Cats cannot go more than 2-3 days without food, or they risk developing hepatic lipidosis, a serious and potentially life-threatening condition. If a cat is unable to swallow at all, they require emergency medical attention.
If dysphagia is accompanied by signs of obvious distress, such as difficulty breathing, panicked behavior, or collapse, it is also considered an emergency.
Some conditions that can cause dysphagia, such as dental disease, are serious. Even when cats can still swallow, dysphagia still warrants prompt intervention.
Many conditions can lead to dysphagia, especially those affecting a cat’s mouth, jaw, upper throat (pharynx), and esophagus. These range from neural disorders which interrupt a cat’s brain signals, conditions affecting the muscles a cat uses to chew or swallow, foreign objects caught in their mouth or digestive tract and conditions that make swallowing uncomfortable, such as an injury.

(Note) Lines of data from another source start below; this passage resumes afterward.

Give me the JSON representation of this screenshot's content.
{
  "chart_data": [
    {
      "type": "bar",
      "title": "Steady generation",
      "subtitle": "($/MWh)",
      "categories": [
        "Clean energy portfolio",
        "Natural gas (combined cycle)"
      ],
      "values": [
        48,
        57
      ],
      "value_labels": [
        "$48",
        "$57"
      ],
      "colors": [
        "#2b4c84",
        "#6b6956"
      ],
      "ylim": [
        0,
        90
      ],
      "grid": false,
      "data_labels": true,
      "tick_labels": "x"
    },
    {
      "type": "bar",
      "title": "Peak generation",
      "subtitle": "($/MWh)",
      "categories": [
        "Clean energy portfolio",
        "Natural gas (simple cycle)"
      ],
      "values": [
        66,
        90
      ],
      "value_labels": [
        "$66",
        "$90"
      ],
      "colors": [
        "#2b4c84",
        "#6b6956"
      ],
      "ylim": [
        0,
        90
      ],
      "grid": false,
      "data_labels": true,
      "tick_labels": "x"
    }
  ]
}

Some cats with dysphagia are still able to swallow, albeit with difficulty. Others are unable to swallow at all. Cats showing signs of visible distress require emergency medical attention.
Signs may include
- Outstretched neck
- Difficulty breathing
- Panicked behavior
Dysphagia is usually caused by chronic conditions that develop over time, although it may manifest acutely in cases of injuries, inflammation, and foreign bodies.
Testing and diagnosis
Diagnostics begin with a physical examination. Other testing may be recommended, including:
- Diagnostic imaging
Treatment depends on the underlying cause, and may include medication or surgery. Cats that cannot eat may require nutritional support through a feeding tube, to prevent hepatic lipidosis.